He estado viendo este fin de semana el reciente "Guillaume Tell" del Covent Garden, que tanto polémica había levantado entre el virtuoso público
british . El conjunto no está mal. Del reparto vocal, el elemento más destacado es el protagonista de Gerald Finley, quien cuenta con una voz muy adecuada para el papel, con un centro robusto y ancho (más de lo que yo le recordaba), y un timbre viril y contundente. La emisión es bastante aceptable, con alguna tendencia a la nasalidad (en este caso aprovechando la particular fonética francesa), muy evidente por ejemplo en la gran frase
Mortelle disgrace del cuarteto del tercer acto. El personaje, que recoge la gran tradición de la
tragedie francesa, se expresa sobre todo a través de un declamado amplio, heroico y noble, que Finley hace suyo, componiendo un Tell apasionado y perentorio, de gran eficacia escénica. En el aspecto expresivo, no se deja tentar, si bien a veces esté en el filo, por el desparrame verista, aunque convendría que cuidara en la pronunciación el exceso articulatorio de las consonantes oclusivas. En conjunto, una buena prestación, con una versión muy estimable y muy sentida de su momento solista,
Sois immobile.
El tenor americano John Osborn, uno de los contados tenores habituales que pueden afrontar con ciertas garantías el personaje de Arnold, ofrece aquí la versión más floja de las varias que le he visto del papel. La voz está perdiendo frescura y esmalte, lo cual se pone de manifiesto ya desde el principio, en el dúo con el barítono. Va y viene, sin cogerle el punto en ningún momento, y el cantante tiene que ir sorteando los peligros como puede: abriendo el centro y el primer agudo, empujando, forzando, pero sin encontrarse a gusto en ningún momento. En su aria del cuarto acto, empieza con un buen recitativo, sigue con un aria problemática (para irse al agudo recurre al
falsettone), y concluye con una cabaletta regulera pero con final feliz, con un agudo pillado un poco de soslayo pero que consigue mantener a base de una buena ración de gónadas.
El trío protagonista lo cerraba una muy floja Marlin Byström en el papel de Mathilde. La voz parece importante, pero la cantante es rudimentaria y pedestre. Su canto se reduce a una retahíla de sonidos guturales, fuera de sitio, descontrolados y estridentes. Una “ejecución” en toda regla lo que ofrece de su escena solista del tercer acto (una de las joyas de la partitura), resuelta a grito pelado, al igual que sus intervenciones en el concertante que cierra ese mismo acto.
Buen nivel el de los secundarios, que en esta obra casi nunca cumplen las mínimas expectativas, sobre todo en el sector grave: salvo Halfvarson (Melchtal), que está en las últimas, tanto Vinogradov (Walter), con una voz de timbre muy agradable, como Courjal (Gessler, personaje habitualmente masacrado), no constituyen el habitual atentado a los oídos del respetable.
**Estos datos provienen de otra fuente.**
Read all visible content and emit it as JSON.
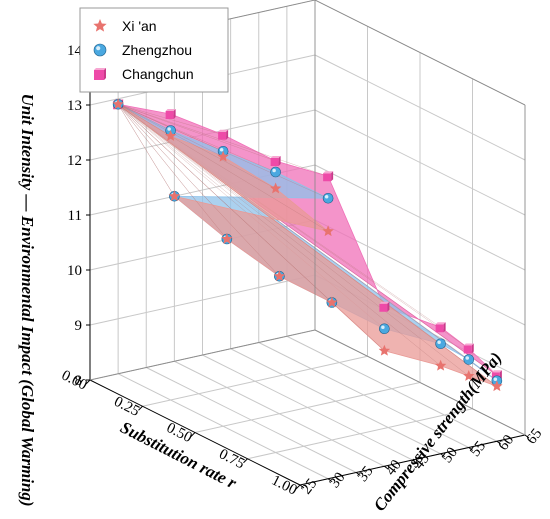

Cumple con holgura Fomina como Jemmy, y más flojos Enea Scala como el pescador (con la voz empotrada en la nariz en los ascensos al agudo), y Shkosa como Edwige, ésta completamente sorda y ahogada en su particular simulación de una voz de mezzo.
Magnífica, como era de esperar, la dirección de Pappano en una obra que conoce (y ama) a la perfección. Ya desde la obertura, diferencia muy bien el mundo bucólico y puro de la naturaleza, enfrentado al mundo violento y salvaje del invasor. En ese sentido, por ejemplo, es curioso cómo en la escena del primer acto de la bendición del amor conyugal, la música adquiere una significación casi religiosa, realzada además por la puesta en escena, que muestra la intensa unión, incluso en su sentido más físico (todos los personajes se embadurnan de tierra), entre los campesinos y el suelo que les da el sustento. La orquesta y el coro lo secundan admirablemente, tanto en los momentos más delicados (estupenda la gradación dinámica de las trompas fuera de escena en el primer acto; o el pizzicato morbidísimo, pero al mismo tiempo cargado de intensidad, en el motivo del primer grupo de conjurados; o la extraordinaria introducción del acto cuarto, densa y reconcentrada), como en los que se pide un sonido brillante y vigoroso, como en los finales de actos, o en toda la escena inicial del segundo cuadro del acto tercero.
Decepcionante, en cambio, la propuesta de Michieletto. Hay algún momento puntual atractivo, como la mencionada escena de resonancias telúricas, o detalles generales en la gran escena de los conjurados, pero en conjunto resulta una producción fea y efectista, y lo que es peor, con muy poca sustancia.